The state’s ISTEP panel met for the second time Tuesday, with much of the discussion focusing on what the vision for the new assessment is. Many panel members struggled to agree on a shared goal.
The panel, established during the 2016 General Assembly, meets every month until December 2016 and will design a new state assessment to replace the ISTEP+. The 23-person panel is comprised of educators, legislators, state agency heads and business leaders.
At the beginning of Tuesday’s meeting, Marilyn Moran-Townsend, CEO of CVC Communications, said the group must have a goal for the assessment before digging into issues of technology, format and contract processes. This suggestion turned out to be complicated for much of the group.
Many of the educators that spoke up during the discussion, including Ft. Wayne Community Schools superintendent Wendy Robinson, want to have a more philosophical conversation about what this test would measure and what the state wants to know about student academic achievement.
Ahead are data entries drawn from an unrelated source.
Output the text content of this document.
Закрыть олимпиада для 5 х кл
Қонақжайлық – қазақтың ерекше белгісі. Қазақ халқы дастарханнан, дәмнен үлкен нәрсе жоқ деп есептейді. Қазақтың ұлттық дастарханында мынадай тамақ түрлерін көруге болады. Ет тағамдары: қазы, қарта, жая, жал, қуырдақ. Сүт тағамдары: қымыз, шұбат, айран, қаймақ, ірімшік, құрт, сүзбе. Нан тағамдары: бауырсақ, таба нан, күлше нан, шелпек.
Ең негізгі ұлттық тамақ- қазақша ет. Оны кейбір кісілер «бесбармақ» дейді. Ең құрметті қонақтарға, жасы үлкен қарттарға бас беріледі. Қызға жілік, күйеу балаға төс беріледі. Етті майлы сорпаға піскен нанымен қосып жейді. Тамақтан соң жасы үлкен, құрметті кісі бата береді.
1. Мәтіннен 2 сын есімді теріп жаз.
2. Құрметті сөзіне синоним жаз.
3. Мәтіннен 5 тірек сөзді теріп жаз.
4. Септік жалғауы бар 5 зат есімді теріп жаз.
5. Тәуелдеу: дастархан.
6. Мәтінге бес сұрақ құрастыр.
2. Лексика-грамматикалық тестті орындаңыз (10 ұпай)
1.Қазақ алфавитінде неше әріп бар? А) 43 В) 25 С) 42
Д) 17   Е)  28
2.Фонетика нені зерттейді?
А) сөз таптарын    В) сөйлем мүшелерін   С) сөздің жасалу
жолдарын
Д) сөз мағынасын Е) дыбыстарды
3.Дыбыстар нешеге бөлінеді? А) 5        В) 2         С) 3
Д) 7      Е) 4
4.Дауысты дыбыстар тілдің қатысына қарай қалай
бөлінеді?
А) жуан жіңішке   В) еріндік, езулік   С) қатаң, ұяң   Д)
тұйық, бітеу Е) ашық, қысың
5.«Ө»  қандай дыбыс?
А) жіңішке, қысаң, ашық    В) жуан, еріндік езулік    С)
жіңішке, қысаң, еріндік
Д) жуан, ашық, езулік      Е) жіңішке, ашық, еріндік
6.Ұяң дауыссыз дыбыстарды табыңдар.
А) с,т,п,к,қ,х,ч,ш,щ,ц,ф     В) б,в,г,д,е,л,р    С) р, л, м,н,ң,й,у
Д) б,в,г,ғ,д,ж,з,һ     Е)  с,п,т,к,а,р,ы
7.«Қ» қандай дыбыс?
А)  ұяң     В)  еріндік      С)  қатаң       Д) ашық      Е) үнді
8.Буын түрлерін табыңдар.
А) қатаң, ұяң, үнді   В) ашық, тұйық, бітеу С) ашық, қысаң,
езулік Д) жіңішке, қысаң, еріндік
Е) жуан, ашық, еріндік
“I just don’t want to get into the weeds until I’m clear that everybody on this committee, we’re all focused on the same thing,” Robinson said. “Teachers don’t want to get rid of testing, they just want to make sure what you’re having them spend valuable time on is actually going to help them change practice to get to proficiency, because that’s the goal.”
Scot Croner, superintendent of Blackford County Schools, brought up a specific goal he wants the panel to discuss. He says whenever the subject of testing has come up in recent years, people involved in the conversation say they want it to test if a student is ready for college or career. But how that actually plays out isn’t equal. He says students in his district’s welding program perform the worst on their End of Course Assessment with a 70 percent passage rate. But these same students have the highest passing rate for their industry exam, with 96 percent passing the welding exam. Which means they are ready for a career, but that’s not reflected on any state measurement.
“It’s mind numbingly painful to think we try to create these arbitrary tests that somehow measure college and career, when to my knowledge I think we know what college readiness means in the form of a test,” Croner said. ” It’s called the SAT and the ACT.”
While Croner and others wanted to have this vision set in stone before moving forward, many at the state level, including superintendent Glenda Ritz, Commissioner for Higher Education Teresa Lubbers and Representative Bob Behning, R-Indianapolis, were more focused on the logistics of format, technology and selection of a test vendor.
But discussions around these issues didn’t take place today. Before adjourning, Chair Nicole Fama asked the other 22 panel members to email her their individual visions for the test.
The panel has six more meetings before the December deadline to submit their redesign plan.